Claimant was employed as the Assistant Commissioner of Human Resources for the New York City Department of Health and Mental Hygiene from January 5, 2004 until May 14, 2004. Shortly after he was hired, claimant made a number of unpopular decisions involving the transfer and termination of staff members. As a result, the employer received anonymous letters complaining about claimant, including one containing an implied threat. In addition, claimant received hang-up calls at work, his personnel file was missing for two weeks and, on one occasion, someone rang the outside doorbell at his apartment building but refused to speak on the intercom when claimant answered. To address the situation, the employer undertook its *847own investigation, requested caller identification for claimant’s telephone, began monitoring interoffice e-mail, conducted a staff meeting advising employees of the proper manner of airing complaints and, after receiving the threat letter, referred the matter to the New York City Police Department. When the ongoing police investigation did not produce any results after a month, claimant resigned from his position. His claim for unemployment insurance benefits was initially denied, but an administrative law judge overruled that determination after a hearing finding that claimant had good cause for leaving his employment. Following a further hearing, the Unemployment Insurance Appeal Board disagreed, ruling that claimant was disqualified from receiving benefits on the ground that he voluntarily left his employment without good cause. This appeal by claimant ensued.

We affirm. Claimant correctly asserts that fear for one’s personal safety may constitute good cause for leaving employment, provided a reasonable basis exists for such fear (see Matter of Alexander [Commissioner of Labor], 19 AD3d 928, 929 [2005]).
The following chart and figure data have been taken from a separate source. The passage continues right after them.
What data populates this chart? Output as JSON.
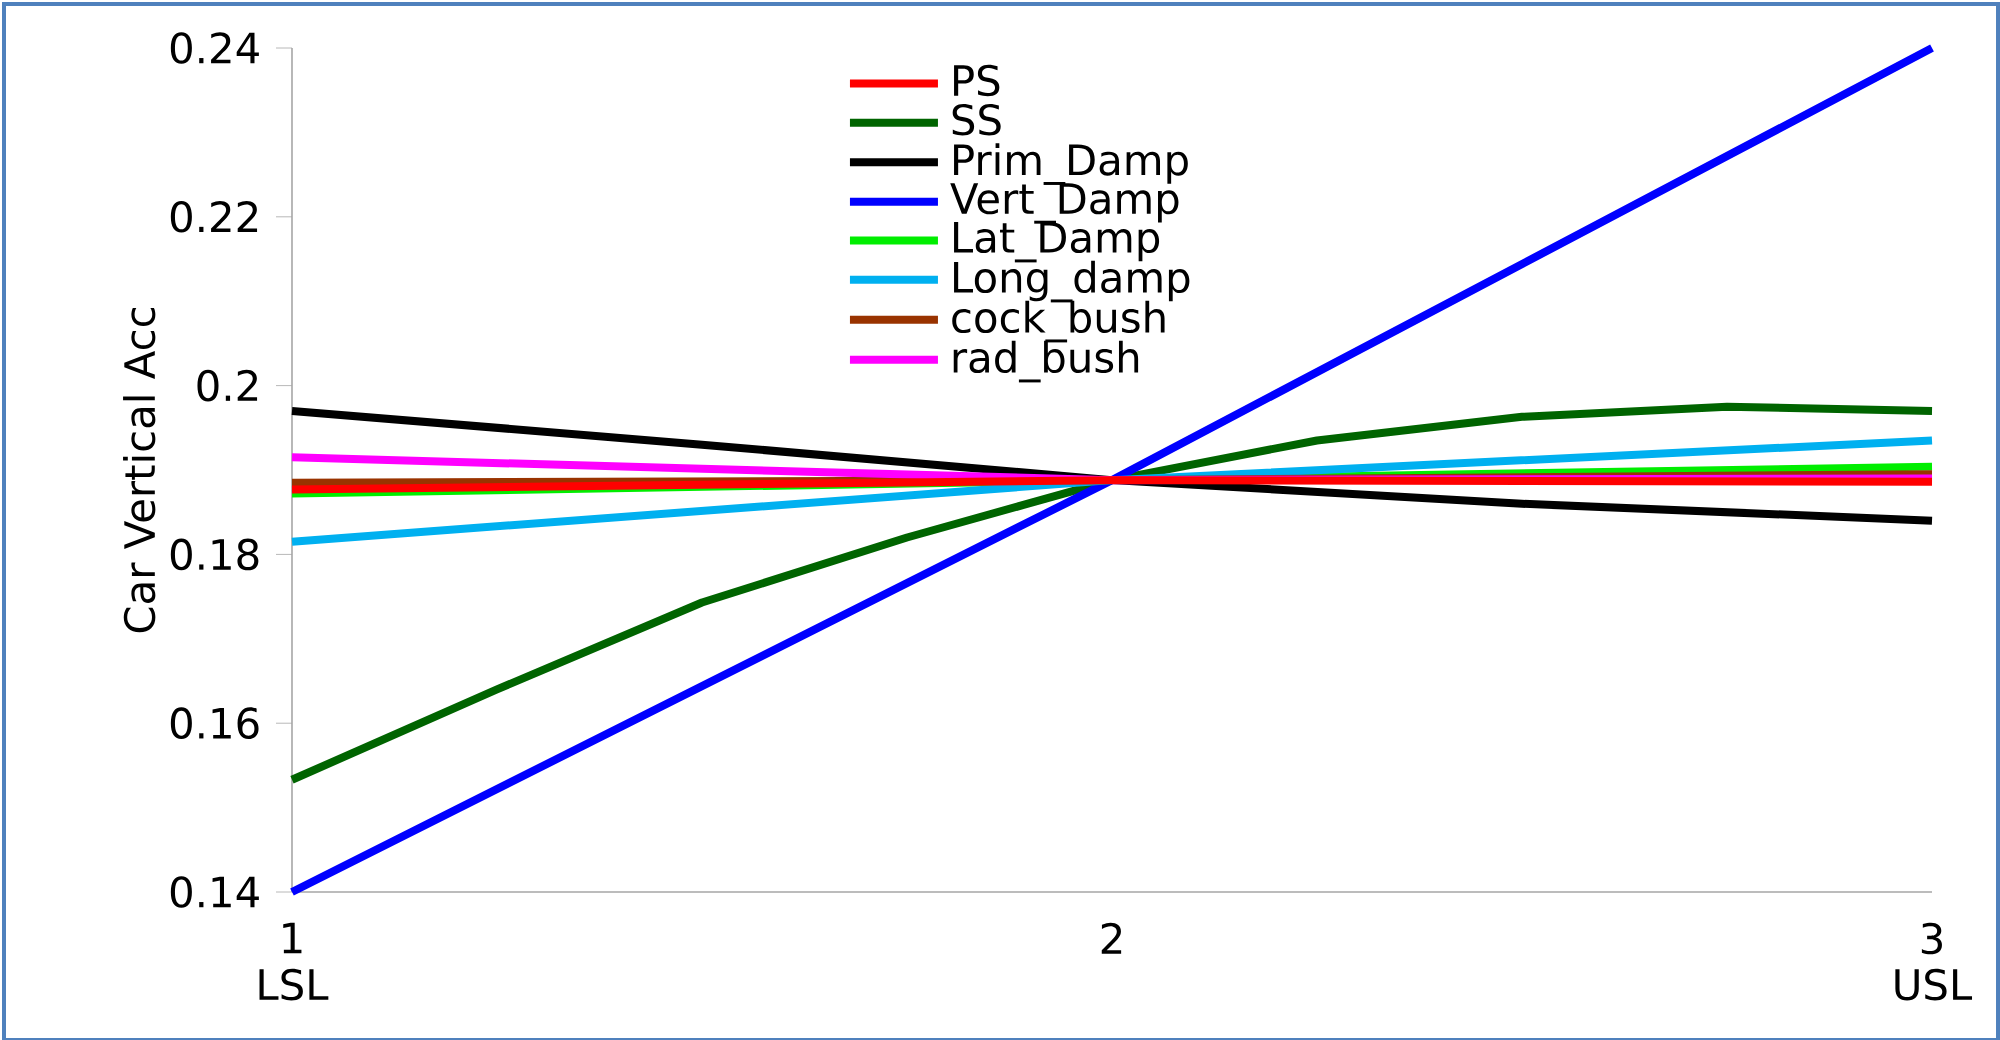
{
  "chart_data": {
    "type": "line",
    "ylabel": "Car Vertical Acc",
    "xlim": [
      1,
      3
    ],
    "xticks": [
      1,
      2,
      3
    ],
    "ylim": [
      0.14,
      0.24
    ],
    "yticks": [
      0.14,
      0.16,
      0.18,
      0.2,
      0.22,
      0.24
    ],
    "grid": false,
    "legend": "top",
    "marker": "none",
    "line_style": "solid",
    "annotations": [
      "LSL",
      "USL"
    ],
    "series": [
      {
        "name": "PS",
        "color": "#ff0000",
        "x": [
          1,
          2,
          3
        ],
        "values": [
          0.1877,
          0.1888,
          0.1886
        ]
      },
      {
        "name": "SS",
        "color": "#006400",
        "x": [
          1,
          1.25,
          1.5,
          1.75,
          2,
          2.25,
          2.5,
          2.75,
          3
        ],
        "values": [
          0.1533,
          0.164,
          0.1743,
          0.182,
          0.1888,
          0.1935,
          0.1963,
          0.1975,
          0.197
        ]
      },
      {
        "name": "Prim_Damp",
        "color": "#000000",
        "x": [
          1,
          1.5,
          2,
          2.5,
          3
        ],
        "values": [
          0.197,
          0.193,
          0.1888,
          0.186,
          0.184
        ]
      },
      {
        "name": "Vert_Damp",
        "color": "#0000ff",
        "x": [
          1,
          2,
          3
        ],
        "values": [
          0.14,
          0.1888,
          0.24
        ]
      },
      {
        "name": "Lat_Damp",
        "color": "#00ee00",
        "x": [
          1,
          2,
          3
        ],
        "values": [
          0.1872,
          0.1888,
          0.1904
        ]
      },
      {
        "name": "Long_damp",
        "color": "#00b0f0",
        "x": [
          1,
          2,
          3
        ],
        "values": [
          0.1815,
          0.1888,
          0.1935
        ]
      },
      {
        "name": "cock_bush",
        "color": "#993300",
        "x": [
          1,
          2,
          3
        ],
        "values": [
          0.1885,
          0.1888,
          0.1895
        ]
      },
      {
        "name": "rad_bush",
        "color": "#ff00ff",
        "x": [
          1,
          2,
          3
        ],
        "values": [
          0.1915,
          0.1888,
          0.189
        ]
      }
    ]
  }
}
However, “[w]hether good cause exists for leaving one’s employment is an issue of fact for the Board, whose decision will be sustained if supported by substantial evidence” (Matter of Arroyo [Sweeney], 247 AD2d 745, 746 [1998]). Here, although a contrary result would not have been unreasonable, we cannot say that the Board’s decision is not supported by substantial evidence in the record. The three letters included in the record appear to be authored by different individuals and were not sent to claimant, but to his supervisor. The first two are letters, complaining about claimant and his impact on fellow employees, contain nothing which might be construed as a threat. The third letter, received by the employer on April 4, 2004, included the following: “[Claimant] thinks we do no work and that we are poor people. If you cannot do anything with him, we will and want [sic] be nice about it!” The employer perceived this final letter as a potential threat and took immediate action. Following the employer’s efforts thereafter to monitor and educate staff and the commencement of the police investigation, no further letters were received and the phone calls that claimant had been receiving ceased. Under these circumstances, we find that the Board’s decision that claimant did not have a reasonable basis to fear for his safety to be'adequately supported by the record (see Matter of Gully [Commissioner of Labor], 8 AD3d 792, 793 [2004], lv denied 4 NY3d 701 [2004], cert denied — US —, 126 S Ct 1020 [2006]; Matter of Weaver [Commissioner of Labor], 6 AD3d 857, 858 [2004]; Matter of De Witt [Commissioner of Labor], 288 AD2d 601, 602 [2001]).

*848Her cure, J.P., Carpinello, Lahtinen and Kane, JJ., concur. Ordered that the decision is affirmed, without costs.